The build_analysis_dir.py program creates the top level analysis directories, with subdirectories for each of the experiments (using a combination of the name and experiment type e.g. AB_ChIP-seq). Each subdirectory will contain symbolic links to the primary data files.

Experiment types

The suggested experiment types are:

  • ChIP-seq
  • RNA-seq
  • RIP-seq
  • reseq
  • miRNA

Naming schemes

By default the symbolic link names are “partial” versions of the full primary data file names. Add the --naming-scheme=SCHEME option to the layout script to explicitly choose a naming scheme:

Scheme Template Example
partial INSTRUMENT_TIMESTAMP_LIBRARY[_QV].ext solid0127_20110725_F01.csfasta
minimal LIBRARY.ext F01.csfasta
full Same as primary data file solid0127_20110725_FRAG_BC_AB_F_F3_F01.csfasta

For the partial scheme, the qual file names always end with _QV (regardless of where the QV part appears in the original name).

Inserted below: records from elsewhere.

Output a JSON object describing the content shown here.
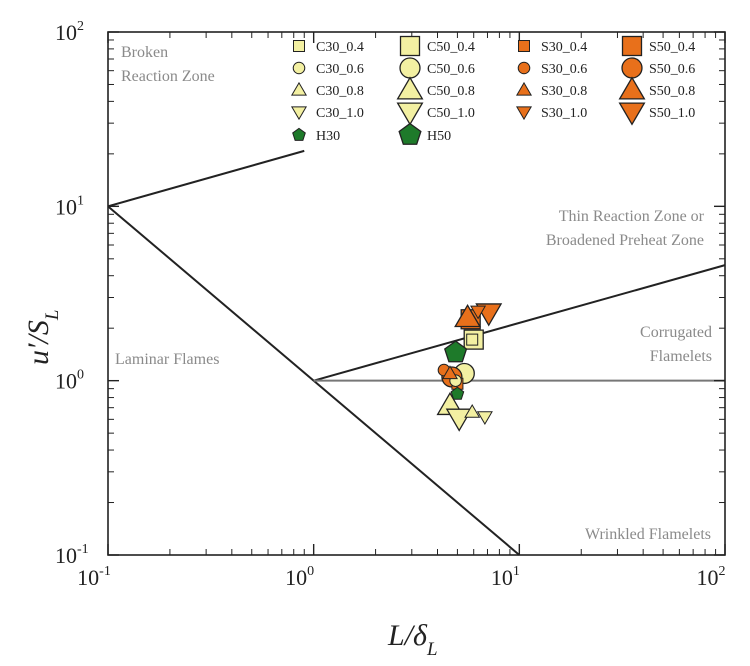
{
  "chart_data": {
    "type": "scatter",
    "title": "",
    "xlabel": {
      "main": "L/δ",
      "sub": "L"
    },
    "ylabel": {
      "main": "u′/S",
      "sub": "L"
    },
    "xscale": "log",
    "yscale": "log",
    "xlim": [
      0.1,
      100
    ],
    "ylim": [
      0.1,
      100
    ],
    "x_ticks": [
      {
        "value": 0.1,
        "base": "10",
        "exp": "-1"
      },
      {
        "value": 1,
        "base": "10",
        "exp": "0"
      },
      {
        "value": 10,
        "base": "10",
        "exp": "1"
      },
      {
        "value": 100,
        "base": "10",
        "exp": "2"
      }
    ],
    "y_ticks": [
      {
        "value": 0.1,
        "base": "10",
        "exp": "-1"
      },
      {
        "value": 1,
        "base": "10",
        "exp": "0"
      },
      {
        "value": 10,
        "base": "10",
        "exp": "1"
      },
      {
        "value": 100,
        "base": "10",
        "exp": "2"
      }
    ],
    "grid": false,
    "legend_position": "top-right",
    "regime_lines": [
      {
        "x": [
          0.1,
          0.9
        ],
        "y": [
          10,
          20.8
        ]
      },
      {
        "x": [
          0.1,
          10
        ],
        "y": [
          10,
          0.1
        ]
      },
      {
        "x": [
          1,
          100
        ],
        "y": [
          1,
          4.6
        ]
      },
      {
        "x": [
          1,
          100
        ],
        "y": [
          1,
          1
        ]
      }
    ],
    "regions": [
      {
        "lines": [
          "Broken",
          "Reaction Zone"
        ]
      },
      {
        "lines": [
          "Thin Reaction Zone or",
          "Broadened Preheat Zone"
        ]
      },
      {
        "lines": [
          "Corrugated",
          "Flamelets"
        ]
      },
      {
        "lines": [
          "Laminar Flames"
        ]
      },
      {
        "lines": [
          "Wrinkled Flamelets"
        ]
      }
    ],
    "colors": {
      "C": "#f3f0a2",
      "S": "#e8701b",
      "H": "#1e7a2a",
      "outline": "#222222"
    },
    "series": [
      {
        "name": "C30_0.4",
        "marker": "square",
        "size": "small",
        "color": "#f3f0a2",
        "points": [
          [
            5.9,
            1.72
          ]
        ]
      },
      {
        "name": "C50_0.4",
        "marker": "square",
        "size": "large",
        "color": "#f3f0a2",
        "points": [
          [
            6.0,
            1.72
          ]
        ]
      },
      {
        "name": "S30_0.4",
        "marker": "square",
        "size": "small",
        "color": "#e8701b",
        "points": [
          [
            5.0,
            0.96
          ]
        ]
      },
      {
        "name": "S50_0.4",
        "marker": "square",
        "size": "large",
        "color": "#e8701b",
        "points": [
          [
            5.8,
            2.25
          ]
        ]
      },
      {
        "name": "C30_0.6",
        "marker": "circle",
        "size": "small",
        "color": "#f3f0a2",
        "points": [
          [
            4.9,
            1.0
          ]
        ]
      },
      {
        "name": "C50_0.6",
        "marker": "circle",
        "size": "large",
        "color": "#f3f0a2",
        "points": [
          [
            5.4,
            1.1
          ]
        ]
      },
      {
        "name": "S30_0.6",
        "marker": "circle",
        "size": "small",
        "color": "#e8701b",
        "points": [
          [
            4.3,
            1.15
          ]
        ]
      },
      {
        "name": "S50_0.6",
        "marker": "circle",
        "size": "large",
        "color": "#e8701b",
        "points": [
          [
            4.7,
            1.05
          ]
        ]
      },
      {
        "name": "C30_0.8",
        "marker": "triangle-up",
        "size": "small",
        "color": "#f3f0a2",
        "points": [
          [
            5.9,
            0.66
          ]
        ]
      },
      {
        "name": "C50_0.8",
        "marker": "triangle-up",
        "size": "large",
        "color": "#f3f0a2",
        "points": [
          [
            4.6,
            0.72
          ]
        ]
      },
      {
        "name": "S30_0.8",
        "marker": "triangle-up",
        "size": "small",
        "color": "#e8701b",
        "points": [
          [
            4.6,
            1.1
          ]
        ]
      },
      {
        "name": "S50_0.8",
        "marker": "triangle-up",
        "size": "large",
        "color": "#e8701b",
        "points": [
          [
            5.6,
            2.3
          ]
        ]
      },
      {
        "name": "C30_1.0",
        "marker": "triangle-down",
        "size": "small",
        "color": "#f3f0a2",
        "points": [
          [
            6.8,
            0.62
          ]
        ]
      },
      {
        "name": "C50_1.0",
        "marker": "triangle-down",
        "size": "large",
        "color": "#f3f0a2",
        "points": [
          [
            5.1,
            0.61
          ]
        ]
      },
      {
        "name": "S30_1.0",
        "marker": "triangle-down",
        "size": "small",
        "color": "#e8701b",
        "points": [
          [
            6.3,
            2.5
          ]
        ]
      },
      {
        "name": "S50_1.0",
        "marker": "triangle-down",
        "size": "large",
        "color": "#e8701b",
        "points": [
          [
            7.1,
            2.45
          ]
        ]
      },
      {
        "name": "H30",
        "marker": "pentagon",
        "size": "small",
        "color": "#1e7a2a",
        "points": [
          [
            5.0,
            0.84
          ]
        ]
      },
      {
        "name": "H50",
        "marker": "pentagon",
        "size": "large",
        "color": "#1e7a2a",
        "points": [
          [
            4.9,
            1.45
          ]
        ]
      }
    ],
    "legend_order": [
      "C30_0.4",
      "C50_0.4",
      "S30_0.4",
      "S50_0.4",
      "C30_0.6",
      "C50_0.6",
      "S30_0.6",
      "S50_0.6",
      "C30_0.8",
      "C50_0.8",
      "S30_0.8",
      "S50_0.8",
      "C30_1.0",
      "C50_1.0",
      "S30_1.0",
      "S50_1.0",
      "H30",
      "H50"
    ]
  }
}
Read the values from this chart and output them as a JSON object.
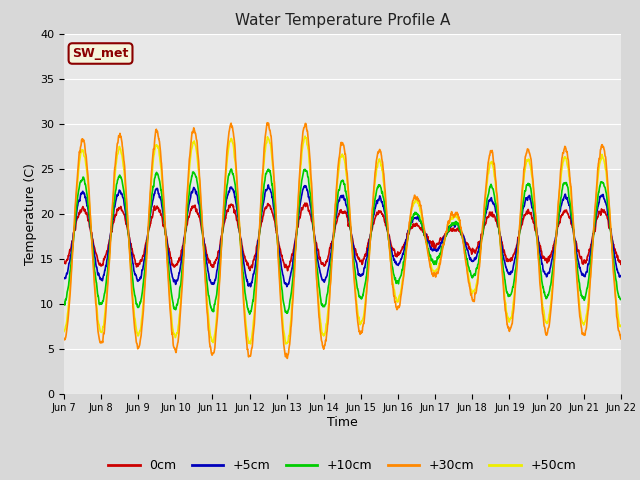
{
  "title": "Water Temperature Profile A",
  "xlabel": "Time",
  "ylabel": "Temperature (C)",
  "ylim": [
    0,
    40
  ],
  "background_color": "#d8d8d8",
  "plot_bg_color": "#e8e8e8",
  "colors": {
    "0cm": "#cc0000",
    "+5cm": "#0000bb",
    "+10cm": "#00cc00",
    "+30cm": "#ff8800",
    "+50cm": "#eeee00"
  },
  "annotation": "SW_met",
  "annotation_color": "#8b0000",
  "annotation_bg": "#f5f5dc",
  "tick_labels": [
    "Jun 7",
    "Jun 8",
    "Jun 9",
    "Jun 10",
    "Jun 11",
    "Jun 12",
    "Jun 13",
    "Jun 14",
    "Jun 15",
    "Jun 16",
    "Jun 17",
    "Jun 18",
    "Jun 19",
    "Jun 20",
    "Jun 21",
    "Jun 22"
  ],
  "linewidth": 1.2,
  "n_days": 15,
  "samples_per_day": 144
}
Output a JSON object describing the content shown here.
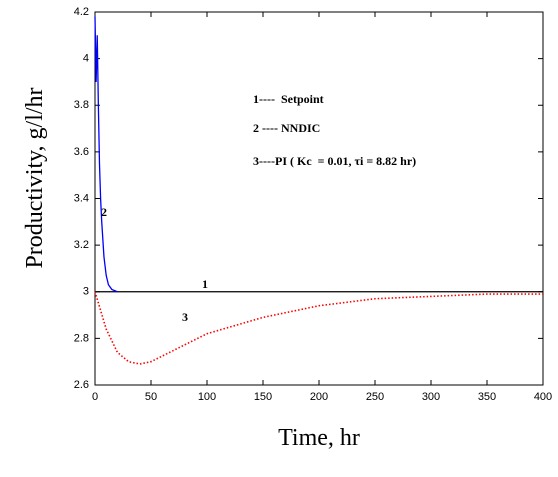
{
  "chart_data": {
    "type": "line",
    "x_label": "Time, hr",
    "y_label": "Productivity, g/l/hr",
    "xlim": [
      0,
      400
    ],
    "ylim": [
      2.6,
      4.2
    ],
    "xticks": [
      0,
      50,
      100,
      150,
      200,
      250,
      300,
      350,
      400
    ],
    "yticks": [
      2.6,
      2.8,
      3,
      3.2,
      3.4,
      3.6,
      3.8,
      4,
      4.2
    ],
    "series": [
      {
        "name": "1",
        "color": "#000000",
        "dash": "solid",
        "x": [
          0,
          400
        ],
        "values": [
          3,
          3
        ]
      },
      {
        "name": "2",
        "color": "#0000ff",
        "dash": "solid",
        "x": [
          0,
          1,
          2,
          3,
          4,
          5,
          6,
          8,
          10,
          12,
          15,
          20
        ],
        "values": [
          4.18,
          3.9,
          4.1,
          3.8,
          3.55,
          3.4,
          3.3,
          3.15,
          3.07,
          3.03,
          3.01,
          3.0
        ]
      },
      {
        "name": "3",
        "color": "#ff0000",
        "dash": "dotted",
        "x": [
          0,
          5,
          10,
          20,
          30,
          40,
          50,
          75,
          100,
          150,
          200,
          250,
          300,
          350,
          400
        ],
        "values": [
          3.0,
          2.92,
          2.84,
          2.74,
          2.7,
          2.69,
          2.7,
          2.76,
          2.82,
          2.89,
          2.94,
          2.97,
          2.98,
          2.99,
          2.99
        ]
      }
    ],
    "annotations": [
      "1----  Setpoint",
      "2 ---- NNDIC",
      "3----PI ( Kc  = 0.01, τi = 8.82 hr)"
    ]
  }
}
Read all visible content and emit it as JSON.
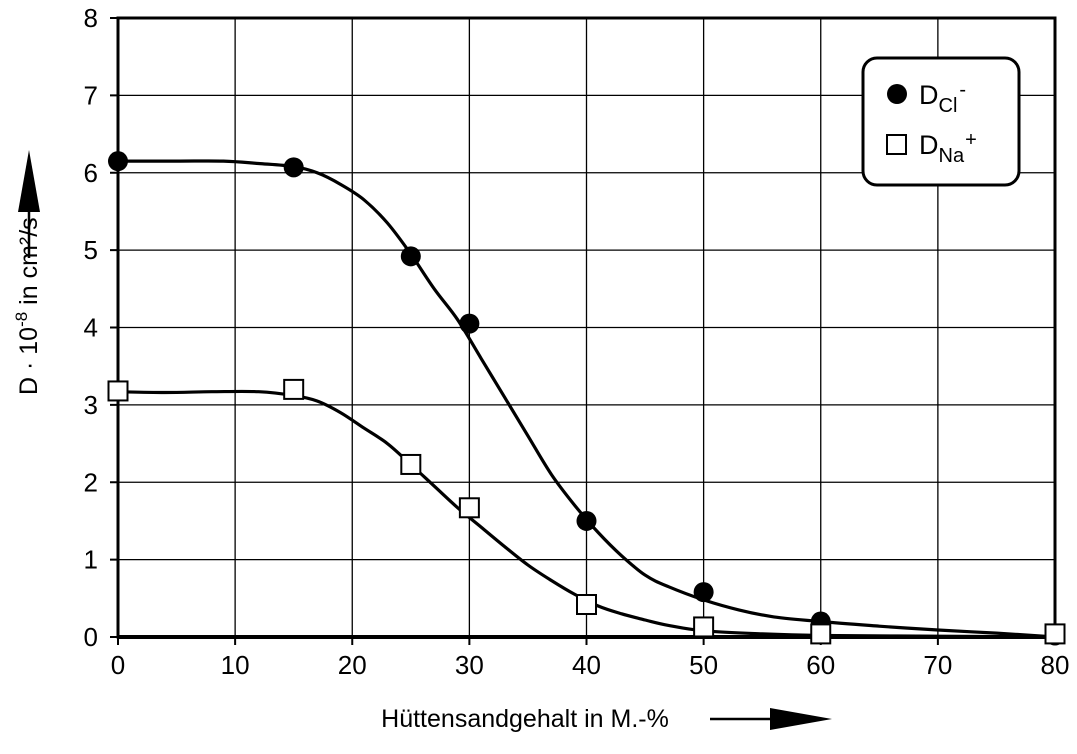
{
  "chart_data": {
    "type": "line",
    "xlabel": "Hüttensandgehalt in M.-%",
    "ylabel": {
      "prefix": "D · 10",
      "exponent": "-8",
      "suffix": " in cm²/s"
    },
    "xlim": [
      0,
      80
    ],
    "ylim": [
      0,
      8
    ],
    "x_ticks": [
      "0",
      "10",
      "20",
      "30",
      "40",
      "50",
      "60",
      "70",
      "80"
    ],
    "y_ticks": [
      "0",
      "1",
      "2",
      "3",
      "4",
      "5",
      "6",
      "7",
      "8"
    ],
    "grid": true,
    "legend_position": "top-right",
    "series": [
      {
        "name_main": "D",
        "name_sub": "Cl",
        "name_sup": "-",
        "marker": "filled-circle",
        "points": [
          [
            0,
            6.15
          ],
          [
            15,
            6.07
          ],
          [
            25,
            4.92
          ],
          [
            30,
            4.05
          ],
          [
            40,
            1.5
          ],
          [
            50,
            0.58
          ],
          [
            60,
            0.2
          ],
          [
            80,
            0.02
          ]
        ],
        "curve": [
          [
            0,
            6.15
          ],
          [
            5,
            6.15
          ],
          [
            9,
            6.15
          ],
          [
            12,
            6.12
          ],
          [
            15,
            6.08
          ],
          [
            17,
            6.0
          ],
          [
            19,
            5.85
          ],
          [
            21,
            5.65
          ],
          [
            23,
            5.35
          ],
          [
            25,
            4.95
          ],
          [
            27,
            4.5
          ],
          [
            29,
            4.1
          ],
          [
            31,
            3.6
          ],
          [
            33,
            3.1
          ],
          [
            35,
            2.6
          ],
          [
            37,
            2.1
          ],
          [
            39,
            1.7
          ],
          [
            41,
            1.35
          ],
          [
            43,
            1.05
          ],
          [
            45,
            0.8
          ],
          [
            47,
            0.65
          ],
          [
            50,
            0.48
          ],
          [
            53,
            0.35
          ],
          [
            56,
            0.26
          ],
          [
            60,
            0.2
          ],
          [
            65,
            0.14
          ],
          [
            70,
            0.09
          ],
          [
            75,
            0.05
          ],
          [
            80,
            0.0
          ]
        ]
      },
      {
        "name_main": "D",
        "name_sub": "Na",
        "name_sup": "+",
        "marker": "open-square",
        "points": [
          [
            0,
            3.18
          ],
          [
            15,
            3.2
          ],
          [
            25,
            2.23
          ],
          [
            30,
            1.67
          ],
          [
            40,
            0.42
          ],
          [
            50,
            0.13
          ],
          [
            60,
            0.04
          ],
          [
            80,
            0.04
          ]
        ],
        "curve": [
          [
            0,
            3.17
          ],
          [
            4,
            3.16
          ],
          [
            8,
            3.17
          ],
          [
            12,
            3.17
          ],
          [
            15,
            3.12
          ],
          [
            17,
            3.05
          ],
          [
            19,
            2.9
          ],
          [
            21,
            2.7
          ],
          [
            23,
            2.5
          ],
          [
            25,
            2.23
          ],
          [
            27,
            1.95
          ],
          [
            29,
            1.67
          ],
          [
            31,
            1.42
          ],
          [
            33,
            1.17
          ],
          [
            35,
            0.93
          ],
          [
            37,
            0.73
          ],
          [
            39,
            0.55
          ],
          [
            41,
            0.4
          ],
          [
            43,
            0.3
          ],
          [
            45,
            0.22
          ],
          [
            47,
            0.15
          ],
          [
            50,
            0.08
          ],
          [
            55,
            0.04
          ],
          [
            60,
            0.02
          ],
          [
            70,
            0.01
          ],
          [
            80,
            0.0
          ]
        ]
      }
    ]
  }
}
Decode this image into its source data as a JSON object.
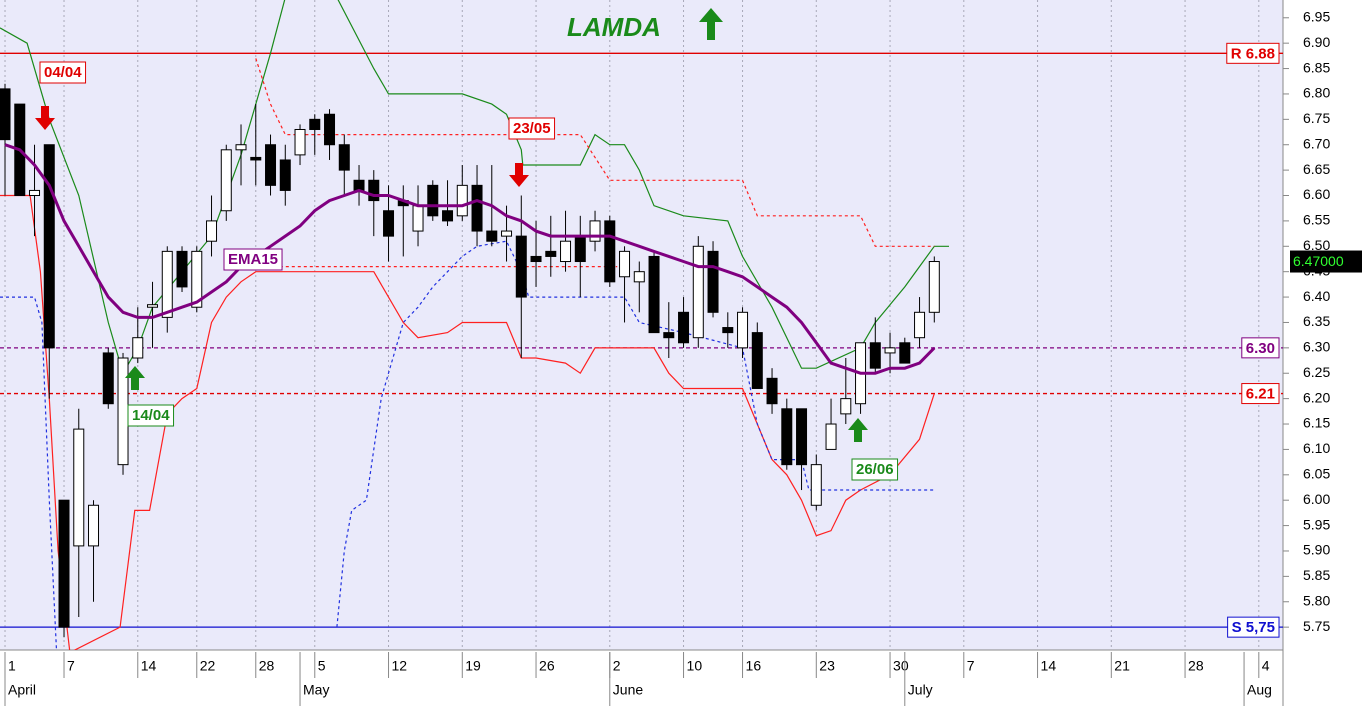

For paired-end data, both the partial and minimal schemes append either _F3 or _F5 to the names as appropriate.

Specifying symbolic link types

The --link option allows you to specify whether links to primary data should be relative (recommended) or absolute. If it’s not possible to create relative links then absolute links are created even if relative links were requested.

Use the symlinks utility on Linux to update absolute links to relative links if required.

3.4. Generate XLS spreadsheet entry

Running:

analyse_solid_run.py --spreadsheet=<output_spreadsheet> <solid_run_dir>

writes the data for the last run to a new spreadsheet, or appends it if the named spreadsheet already exists.

Note that if there are two directories for the SOLiD run then the script automatically detects the second one and writes the data for both.